Para no dejar el siglo XVI como un agujero negro hubo que encumbrar a Descartes y Spinoza como los primeros filósofos modernos y a Francis Bacon como el introductor del pensamiento empírico-científico. Sin embargo, la obra de Descartes es tributaria de las Disputaciones metafísicas de Suárez y bebe de la influencia de Gómez Pereira, quien ya adelantara el célebre «Cogito ergo sum» en De inmortalitate animae. Algo semejante pasaría con Spinoza, por cierto de origen sefardita, quien reconoció que debía mucho a Francisco de Suárez. En cuanto a F. Bacon le habría precedido García de Céspedes con su Regimiento de navegación de quien Bacon incluso llega a copiar la portada.
En realidad, toda la modernidad tiene fuentes hispanas. Domingo de Soto, en su obra Quaestiones de 1551, expuso varios estudios sobre mecánica que influirían en el trabajo de Galileo, siendo el primero en establecer que un cuerpo en caída libre sufría una aceleración constante, fundamental para comprender el funcionamiento de la gravedad atribuida en solitario a Newton. En la Universidad de Salamanca trabajaron científicos de la talla de Juan de Aguilera, Alonso de Santa Cruz (el primero en describir la variación magnética) o Juan López Velasco, que describió los eclipses lunares ya en 1577. Por cierto, seguían los escritos de Copérnico, a diferencia de Calvino, que criticaba la teoría heliocéntrica por situarse por encima del Espíritu Santo. Pero Calvino es la modernidad por no ser hispano.
Tampoco Hugo Grotius (1583- 1645) hizo más que difundir lo que ya habían diseñado los escolásticos españoles Vitoria, Soto, Molina y Suárez a los que cita en su De iure belli ac pacis. Sin embargo, por arte de birlibirloque metodológico, la escuela nórdica del derecho natural ha pasado por ser la que difundió los derechos subjetivos, olvidándose sus verdaderos orígenes. Y fue Jerónimo de Ayanz (el Leonardo español) el verdadero inventor de la máquina de vapor y no los británicos James Watt y Thomas Savery.

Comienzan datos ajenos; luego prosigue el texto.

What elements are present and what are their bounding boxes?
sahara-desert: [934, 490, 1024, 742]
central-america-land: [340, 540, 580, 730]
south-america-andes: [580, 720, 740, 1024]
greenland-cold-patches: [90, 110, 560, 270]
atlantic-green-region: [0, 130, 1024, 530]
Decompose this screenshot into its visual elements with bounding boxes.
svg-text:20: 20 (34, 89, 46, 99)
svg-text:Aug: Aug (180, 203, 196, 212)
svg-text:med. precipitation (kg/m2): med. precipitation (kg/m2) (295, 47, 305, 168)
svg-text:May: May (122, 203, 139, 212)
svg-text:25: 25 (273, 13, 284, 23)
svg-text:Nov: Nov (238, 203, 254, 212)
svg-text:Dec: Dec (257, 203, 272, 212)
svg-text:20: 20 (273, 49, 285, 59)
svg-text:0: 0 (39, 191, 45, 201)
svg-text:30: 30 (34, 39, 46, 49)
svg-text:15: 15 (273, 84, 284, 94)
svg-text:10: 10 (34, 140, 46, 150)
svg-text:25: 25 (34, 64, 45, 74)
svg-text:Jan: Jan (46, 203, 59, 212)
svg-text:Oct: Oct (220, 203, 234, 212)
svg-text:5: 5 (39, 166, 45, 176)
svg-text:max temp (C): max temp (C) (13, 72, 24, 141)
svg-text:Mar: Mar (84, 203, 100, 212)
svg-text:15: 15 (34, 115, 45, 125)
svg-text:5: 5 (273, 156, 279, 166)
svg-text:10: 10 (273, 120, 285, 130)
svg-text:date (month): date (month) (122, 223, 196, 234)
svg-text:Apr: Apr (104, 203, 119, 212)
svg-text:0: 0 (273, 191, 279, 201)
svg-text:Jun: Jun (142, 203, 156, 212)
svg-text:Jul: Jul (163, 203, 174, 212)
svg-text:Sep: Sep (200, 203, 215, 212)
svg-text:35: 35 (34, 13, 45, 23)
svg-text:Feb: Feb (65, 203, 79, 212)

Hay muchos otros ejemplos.
Pero por si fuera poco, el siglo XVI es también el siglo de las mujeres hispanas. Por eso también había que cancelarlo porque el resto de países no puede mostrar a una Isabel I fundadora de un Imperio hispánico en el que no se ponía el sol y defensora de la igualdad de los indígenas. A ella se unen doña Juana, Isabel de Portugal, gobernante de España y las Indias cuando Carlos I guerreaba por Europa; Juana de Austria, regente de España; María de Austria, gobernadora de Flandes durante 24 años donde se conoció un gran periodo de progreso. Pero también: Doña Marina, Isabel de Moctezuma, Luisa de Medrano, Catalina de Bustamante, Beatriz Galindo, María Pita, Isabel Barreto, Teresa de Jesús, Ana Caro, y tantas otras mujeres canceladas que ningún Ministerio de Igualdad ha rescatado.
Con todos estos datos, es comprensible que nuestros competidores se empeñen en borrar o menospreciar nuestro siglo XVI, pero resulta increíble que lo pretenda hacer “nuestro” Ministerio de Educación. Cui Prodest? Lo que procede es comenzar a valorar ese periodo mucho más porque ¿y si la Ilustración hubiera nacido en los debates serenos de la Universidad de Salamanca y no en la sangre de la guillotina que corría por las aceras de París? Nuestro marco cognitivo sería otro y el peso del mundo hispano (los 500 millones) también. ¡Momento de reflexión!